MyBESTRuns

The importance of exercise to stay healthy, energetic and independent as you get older

Many adults aged 65 and over spend, on average, 10 hours or more each day sitting or lying down, making them the most sedentary age group.

They're paying a high price for their inactivity, with higher rates of falls, obesity, heart disease and early death compared with the general population.

As you get older, it becomes even more important to remain active if you want to stay healthy and maintain your independence.

If you do not stay active, all the things you've always enjoyed doing and taken for granted may start to become that little bit harder.

You may struggle to pursue simple pleasures, such as playing with the grandchildren, walking to the shops, leisure activities and meeting up with friends.

You might start to get aches and pains you never had before and have less energy to go out. You may also be more vulnerable to falling. 

This can all lead to being less able to look after yourself and do the things you enjoy.

Strong evidence

There's strong evidence that people who are active have a lower risk of heart disease, stroke, type 2 diabetes, some cancers, depression and dementia.

If you want to stay pain-free, reduce your risk of mental illness, and be able to go out and stay independent well into old age, you're advised to keep moving.

Recent evidence suggests that regular exercise can reduce the risk of falling in older adults.

It's that simple. There are lots of ways you can get active, and it's not just about exercising.

"As people get older and their bodies decline in function, physical activity helps to slow that decline," says Dr Nick Cavill, a health-promotion consultant.

"It's important they remain active or even increase their activity as they get older."

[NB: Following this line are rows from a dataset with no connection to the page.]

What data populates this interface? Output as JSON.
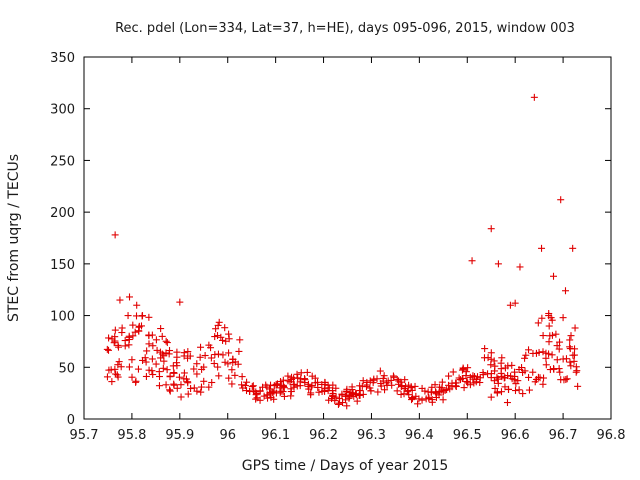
{
  "chart_data": {
    "type": "scatter",
    "title": "Rec. pdel (Lon=334, Lat=37, h=HE), days 095-096, 2015, window 003",
    "xlabel": "GPS time / Days of year 2015",
    "ylabel": "STEC from uqrg / TECUs",
    "xlim": [
      95.7,
      96.8
    ],
    "ylim": [
      0,
      350
    ],
    "xticks": [
      "95.7",
      "95.8",
      "95.9",
      "96",
      "96.1",
      "96.2",
      "96.3",
      "96.4",
      "96.5",
      "96.6",
      "96.7",
      "96.8"
    ],
    "yticks": [
      "0",
      "50",
      "100",
      "150",
      "200",
      "250",
      "300",
      "350"
    ],
    "grid": false,
    "marker": "+",
    "color": "#e00000",
    "series": [
      {
        "name": "STEC",
        "x": [
          95.765,
          95.775,
          95.795,
          95.81,
          95.82,
          95.9,
          95.99,
          96.51,
          96.55,
          96.565,
          96.59,
          96.6,
          96.61,
          96.64,
          96.655,
          96.67,
          96.675,
          96.68,
          96.685,
          96.695,
          96.7,
          96.705,
          96.72,
          96.725
        ],
        "y": [
          178,
          115,
          118,
          110,
          90,
          113,
          62,
          153,
          184,
          150,
          110,
          112,
          147,
          311,
          165,
          102,
          98,
          138,
          82,
          212,
          98,
          124,
          165,
          88
        ]
      }
    ]
  }
}
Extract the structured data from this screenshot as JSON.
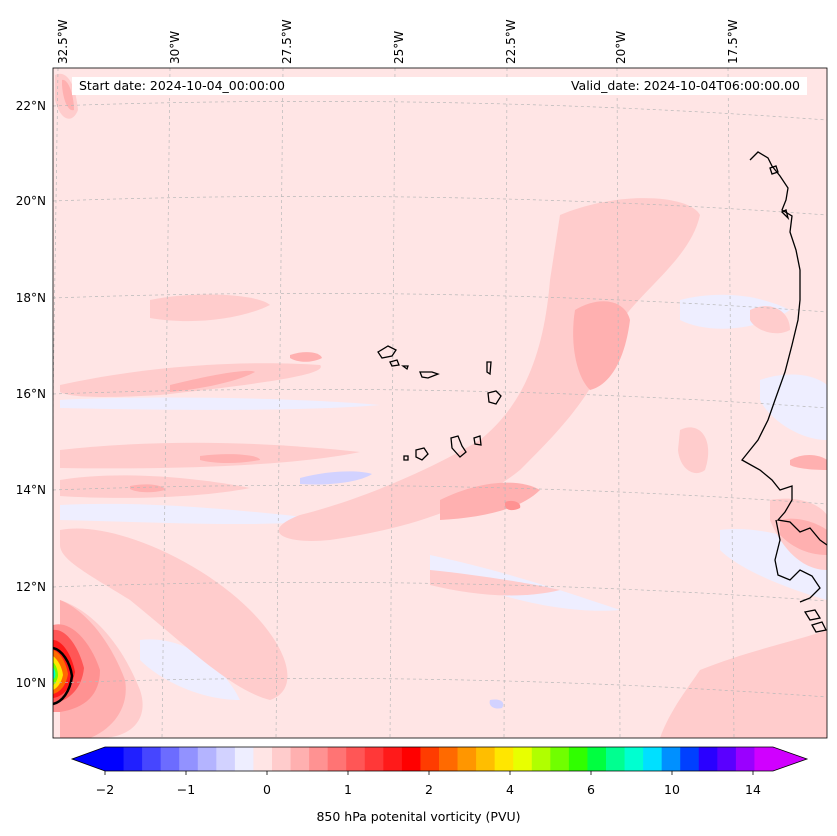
{
  "map": {
    "start_date": "Start date: 2024-10-04_00:00:00",
    "valid_date": "Valid_date: 2024-10-04T06:00:00.00",
    "lon_labels": [
      "32.5°W",
      "30°W",
      "27.5°W",
      "25°W",
      "22.5°W",
      "20°W",
      "17.5°W"
    ],
    "lat_labels": [
      "22°N",
      "20°N",
      "18°N",
      "16°N",
      "14°N",
      "12°N",
      "10°N"
    ],
    "background_color": "#ffe5e5",
    "coastline_color": "#000000"
  },
  "colorbar": {
    "label": "850 hPa potenital vorticity (PVU)",
    "tick_labels": [
      "−2",
      "−1",
      "0",
      "1",
      "2",
      "4",
      "6",
      "10",
      "14"
    ],
    "colors": [
      "#0000ff",
      "#2020ff",
      "#4646ff",
      "#6c6cff",
      "#9292ff",
      "#b4b4ff",
      "#d2d2ff",
      "#eeeeff",
      "#ffe5e5",
      "#ffcccc",
      "#ffb0b0",
      "#ff9292",
      "#ff7474",
      "#ff5656",
      "#ff3838",
      "#ff1a1a",
      "#ff0000",
      "#ff3c00",
      "#ff6a00",
      "#ff9600",
      "#ffbe00",
      "#ffe600",
      "#e8ff00",
      "#b0ff00",
      "#70ff00",
      "#30ff00",
      "#00ff40",
      "#00ff90",
      "#00ffd0",
      "#00e0ff",
      "#0090ff",
      "#0040ff",
      "#2a00ff",
      "#5a00ff",
      "#9a00ff",
      "#d000ff"
    ],
    "extend": "both"
  }
}
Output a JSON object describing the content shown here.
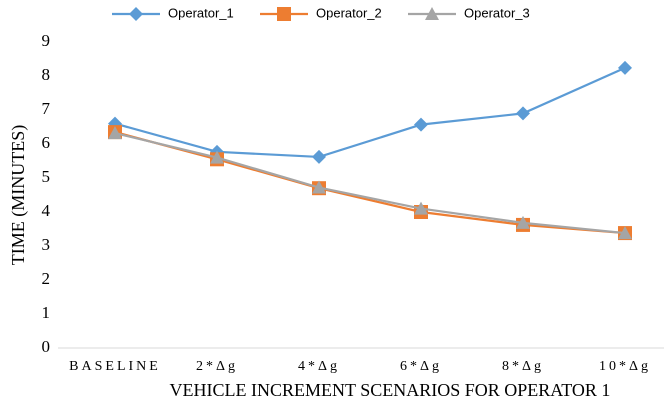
{
  "chart_data": {
    "type": "line",
    "x_label": "VEHICLE INCREMENT SCENARIOS FOR OPERATOR 1",
    "y_label": "TIME (MINUTES)",
    "categories": [
      "BASELINE",
      "2*Δg",
      "4*Δg",
      "6*Δg",
      "8*Δg",
      "10*Δg"
    ],
    "series": [
      {
        "name": "Operator_1",
        "color": "#5b9bd5",
        "marker": "diamond",
        "values": [
          6.6,
          5.77,
          5.62,
          6.57,
          6.9,
          8.24
        ]
      },
      {
        "name": "Operator_2",
        "color": "#ed7d31",
        "marker": "square",
        "values": [
          6.35,
          5.55,
          4.7,
          4.0,
          3.62,
          3.38
        ]
      },
      {
        "name": "Operator_3",
        "color": "#a5a5a5",
        "marker": "triangle",
        "values": [
          6.32,
          5.6,
          4.72,
          4.1,
          3.68,
          3.38
        ]
      }
    ],
    "ylim": [
      0,
      9
    ],
    "yticks": [
      0,
      1,
      2,
      3,
      4,
      5,
      6,
      7,
      8,
      9
    ],
    "grid": false,
    "legend": "top"
  }
}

Most people as they get older want to stay in touch with society – their community, friends and neighbours – and being active can ensure they keep doing that.

What is physical activity?

Physical activity is anything that gets your body moving. It includes anything from walking and gardening to recreational sport.

Aim for at least 150 minutes of moderate activity every week.

Ideally, you should try to do something every day, preferably in bouts of 10 minutes of activity or more.

One way of achieving 150 minutes of activity is to do 30 minutes on at least 5 days a week.